2026,  Research Notes

Nokia Stakes Its Claim To Being First To AI-RAN Commercialization

Nokia is on a path of reinvention. The company is making bold moves under chief executive, Justin Hotard, to extend its reach across mobile network operator and enterprise markets. The acquisition of Infinera last year strengthened its already well-established optical networking portfolio that is optimized to facilitate AI data center clustering. The recent sale of Nokia’s fixed wireless access business to Inseego also signals an intention to redirect its engineering efforts to provide AI connectivity infrastructure at a massive scale. By all measures, the company is doubling down on AI.

This week, Nokia continued its ambitious AI journey by staking a claim to becoming the first infrastructure provider to commercialize AI-RAN. Let’s unpack the announcement and highlight what is significant about its latest move.

The Value Of AI-RAN

The value of AI-RAN is immense. Its capability to dramatically improve spectral efficiency is compelling given the costly operator investments made in spectrum licensing. Furthermore, AI-RAN’s software-designed nature, which easily integrates with existing hardware infrastructure, makes it attractive from both an operational management and economic standpoint.

Distributed AI inference is expected to explode, and mobile networks will play a vital role in moving data and unlocking new edge AI applications and use cases. AI-RAN has the potential to dramatically improve both uplink and downlink capacity to keep pace with these demanding AI workloads, and its open and programmable nature is poised to foster developer innovation.

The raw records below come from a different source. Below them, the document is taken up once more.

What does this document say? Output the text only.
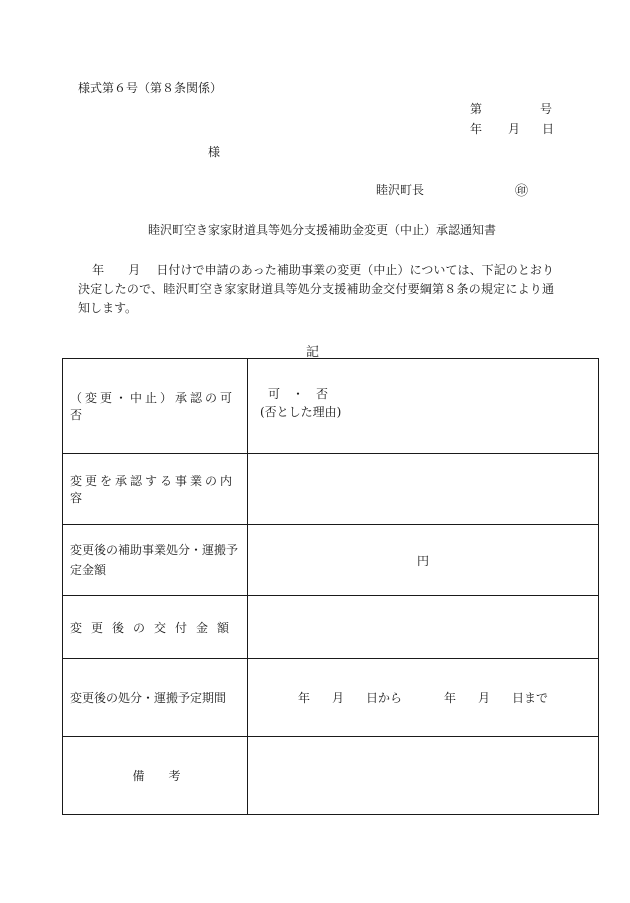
様式第６号（第８条関係）
第	号
年 月 日
様
睦沢町長	㊞
睦沢町空き家家財道具等処分支援補助金変更（中止）承認通知書
年 月 日付けで申請のあった補助事業の変更（中止）については、下記のとおり決定したので、睦沢町空き家家財道具等処分支援補助金交付要綱第８条の規定により通知します。
記
（変更・中止）承認の可否	可　・　否
(否とした理由)

変更を承認する事業の内容	
変更後の補助事業処分・運搬予定金額	円
変更後の交付金額	
変更後の処分・運搬予定期間	年 月 日から 年 月 日まで
備　　考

Nokia’s AI-Native Network Architectural Approach

Nokia has been keenly focused on refining its autonomous networks platform powered by AI. Last June, the company launched its Autonomous Network Fabric, giving service providers access to robust observability, analytics, security, and automation capabilities to unlock deeper levels of assurance, AI runtime protection, self-healing, and intent-based service delivery. As the fabric has matured through a collaboration with Google Cloud to build telco-trained AI models, it establishes a solid foundation for Nokia to innovate with a single fabric that supports any workload within the radio access network infrastructure layer.

Nokia’s AI-RAN platform combines the strengths of its AI-native network architectural approach with NVIDIA’s Aerial AI-RAN stack to create a force multiplier for efficiency, performance, and future operator monetization. Nokia claims that today, it is unlocking more than a 20% gain in spectral efficiency, intending to increase it by more than 100% over the next two years. Those are huge improvements that are necessary to keep pace with the explosion of network traffic expected to result from persistent agentic operations. Nokia’s customers, including BT, NTT Docomo, T-Mobile, Vodafone, and others, should all be eager to reap the benefits.

Nokia is offering multiple paths to AI-RAN adoption, including a new GPU-powered AirScale RAN plug-in that is designed to easily integrate the power of NVIDIA’s accelerated computing capacity into existing mobile network infrastructure through an all-in-one baseband node. As a result, operators can process more data within the same spectrum footprint and leverage the flexibility to run on Nokia’s purpose-built hardware or common off-the-shelf servers.

Diving Deeper Into Nokia anyRAN  

Underpinning Nokia’s AI-native network architecture is its anyRAN software and framework. It is designed to support 4G LTE, 5G New Radio, and anticipate future 6G 3GPP standards and requirements. Nokia anyRAN’s strength lies in its open, flexible, and measured approach to RAN evolution, meeting operators where they are from an infrastructure deployment standpoint.

These efforts build upon a well-established Nokia anyRAN partner ecosystem, providing a common software stack that is designed to deliver feature and performance consistency across a diversity of deployment scenarios. It also facilitates cloud RAN implementations and is fully Open RAN compliant, leveraging open standards to mitigate vendor lock-in and reduce costly capital expenditures.

Final Thoughts

Nokia is making big bets with AI, and its latest AI-RAN announcement punctuates its efforts. The opportunity to dramatically improve mobile network capacity through newfound spectral efficiency to keep pace with demanding AI workloads is significant. Most importantly, the ability to do so through a software-defined subscription-based model represents a needed departure from traditional and more costly hardware-centric upgrade cycles in the past.

Nokia’s commercialized AI-RAN offering has the potential to translate to faster time to operator innovation and monetization beyond access with emerging use cases, including integrated sensing and communication and physical AI. Success for Nokia will lie in the consistent execution of its engineering efforts, but its prospects are bright.